245 / Las Tres Casas de Neruda





Speaking of poets, Chile's great poet, Pablo Neruda, traveled the world as a diplomat, was actively involved in the politics of his country, and won the Nobel Prize in 1971. He died in September 1973, just days after the coup that overthrew the democratic government of Salvador Allende, who was his friend.

Gabriel Garcia Marquez once said that Neruda was the "greatest poet of the 20th century in any language." I think he is probably right, particularly if we count Antonio Machado as a poet of the 19th Century. I am particularly partial to Neruda's Twenty Poems of Love And A Song Of Despair.

Knowing little of Chile, and with several days to explore the country, an obvious idea was to organize the trip by way of a visit to each one of the three houses of Pablo Neruda. And so it came to pass. Neruda had a house in Santiago, one in Valparaiso, and one in Isla Negra. You can see them in the images. In many ways, all of these houses are the same, though in very different locations, with the house at Isla Negra perhaps the summation of Neruda's residential extravagance. The Isla Negra house is right on the coast, with the most fantastic breaking waves and rocks at its foot. Neruda and his last wife, Matilda Urrutia, are buried there, next to the sea.

The poet was a great collector. I have never seen so many ships in a bottle as I saw in Isla Negra, nor as many beautiful and rare sea shells. Neruda also had an exquisite collection of butterflies, hummingbirds, and moths. Neruda loved the sea, and ships, and the houses are filled with art, poetry, and memorabilia which demonstrate this love.

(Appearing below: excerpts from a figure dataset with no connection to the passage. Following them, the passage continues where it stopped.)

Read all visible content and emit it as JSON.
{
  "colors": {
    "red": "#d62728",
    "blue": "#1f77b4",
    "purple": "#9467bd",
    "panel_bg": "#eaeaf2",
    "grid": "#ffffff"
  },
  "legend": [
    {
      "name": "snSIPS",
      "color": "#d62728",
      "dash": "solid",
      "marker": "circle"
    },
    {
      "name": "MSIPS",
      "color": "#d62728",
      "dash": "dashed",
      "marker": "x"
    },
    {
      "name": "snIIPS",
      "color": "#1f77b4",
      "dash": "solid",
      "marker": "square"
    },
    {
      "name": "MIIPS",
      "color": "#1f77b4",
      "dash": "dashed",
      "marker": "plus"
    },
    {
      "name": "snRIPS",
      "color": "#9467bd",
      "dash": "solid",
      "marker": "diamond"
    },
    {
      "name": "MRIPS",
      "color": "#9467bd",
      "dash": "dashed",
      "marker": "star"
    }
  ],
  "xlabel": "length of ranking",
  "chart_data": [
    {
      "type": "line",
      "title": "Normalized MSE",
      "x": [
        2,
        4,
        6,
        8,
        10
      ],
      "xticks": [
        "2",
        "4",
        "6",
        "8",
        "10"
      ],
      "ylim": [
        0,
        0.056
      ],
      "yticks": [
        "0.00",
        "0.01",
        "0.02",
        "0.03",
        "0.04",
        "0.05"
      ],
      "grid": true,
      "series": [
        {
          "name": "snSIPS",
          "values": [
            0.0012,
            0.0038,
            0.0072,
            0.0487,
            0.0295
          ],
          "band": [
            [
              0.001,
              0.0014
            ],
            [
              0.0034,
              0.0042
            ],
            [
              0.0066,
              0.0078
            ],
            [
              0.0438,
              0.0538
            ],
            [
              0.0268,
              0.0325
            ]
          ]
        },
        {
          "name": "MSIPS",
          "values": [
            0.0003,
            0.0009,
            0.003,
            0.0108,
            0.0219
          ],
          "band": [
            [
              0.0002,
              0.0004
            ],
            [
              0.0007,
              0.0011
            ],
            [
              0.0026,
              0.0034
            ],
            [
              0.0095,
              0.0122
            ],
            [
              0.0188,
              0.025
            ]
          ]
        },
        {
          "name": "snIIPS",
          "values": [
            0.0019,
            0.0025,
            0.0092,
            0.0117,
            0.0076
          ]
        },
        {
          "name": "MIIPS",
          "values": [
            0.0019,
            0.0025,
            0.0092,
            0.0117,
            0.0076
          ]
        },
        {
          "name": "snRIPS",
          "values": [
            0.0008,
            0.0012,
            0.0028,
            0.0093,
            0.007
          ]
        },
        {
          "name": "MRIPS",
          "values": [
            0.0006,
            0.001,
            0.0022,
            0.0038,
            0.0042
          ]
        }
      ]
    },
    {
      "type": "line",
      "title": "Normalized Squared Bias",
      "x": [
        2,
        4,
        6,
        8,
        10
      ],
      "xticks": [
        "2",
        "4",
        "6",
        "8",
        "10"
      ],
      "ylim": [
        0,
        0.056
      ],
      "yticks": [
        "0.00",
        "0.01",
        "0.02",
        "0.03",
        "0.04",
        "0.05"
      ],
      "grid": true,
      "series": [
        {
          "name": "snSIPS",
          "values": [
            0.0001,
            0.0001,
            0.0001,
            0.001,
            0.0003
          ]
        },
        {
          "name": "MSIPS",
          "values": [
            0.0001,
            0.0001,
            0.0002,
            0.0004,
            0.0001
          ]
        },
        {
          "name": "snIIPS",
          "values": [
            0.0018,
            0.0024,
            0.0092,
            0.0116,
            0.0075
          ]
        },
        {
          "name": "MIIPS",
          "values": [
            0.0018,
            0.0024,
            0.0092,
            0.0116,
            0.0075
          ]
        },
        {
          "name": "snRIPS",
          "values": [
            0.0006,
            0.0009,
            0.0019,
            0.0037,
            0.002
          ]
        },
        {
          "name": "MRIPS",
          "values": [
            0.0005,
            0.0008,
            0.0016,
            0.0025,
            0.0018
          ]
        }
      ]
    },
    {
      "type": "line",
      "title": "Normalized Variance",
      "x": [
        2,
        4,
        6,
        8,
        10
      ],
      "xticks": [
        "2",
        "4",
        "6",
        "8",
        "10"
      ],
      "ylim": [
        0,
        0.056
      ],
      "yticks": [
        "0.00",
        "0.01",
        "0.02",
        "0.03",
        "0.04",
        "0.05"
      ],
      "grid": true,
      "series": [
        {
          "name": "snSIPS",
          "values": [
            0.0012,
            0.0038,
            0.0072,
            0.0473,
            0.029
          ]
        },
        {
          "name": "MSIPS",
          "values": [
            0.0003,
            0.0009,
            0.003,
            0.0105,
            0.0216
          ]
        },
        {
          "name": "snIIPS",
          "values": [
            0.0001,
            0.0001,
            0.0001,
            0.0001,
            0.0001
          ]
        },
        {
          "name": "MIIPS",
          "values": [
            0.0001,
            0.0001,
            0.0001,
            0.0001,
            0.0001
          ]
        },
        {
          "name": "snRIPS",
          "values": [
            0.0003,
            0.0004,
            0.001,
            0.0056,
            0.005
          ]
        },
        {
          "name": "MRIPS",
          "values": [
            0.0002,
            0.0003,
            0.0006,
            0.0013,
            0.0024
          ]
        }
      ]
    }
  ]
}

At Isla Negra there are many examples of the prows of wooden sailing ships which Neruda rescued when the ships were broken up, and a trip through this home-museum shows how this poet-captain drew from each object he possessed (and one thinks each person that he met, each moment that he lived) a significance that celebrated and elevated the meaning and majesty of the life we are so privileged to be able to live.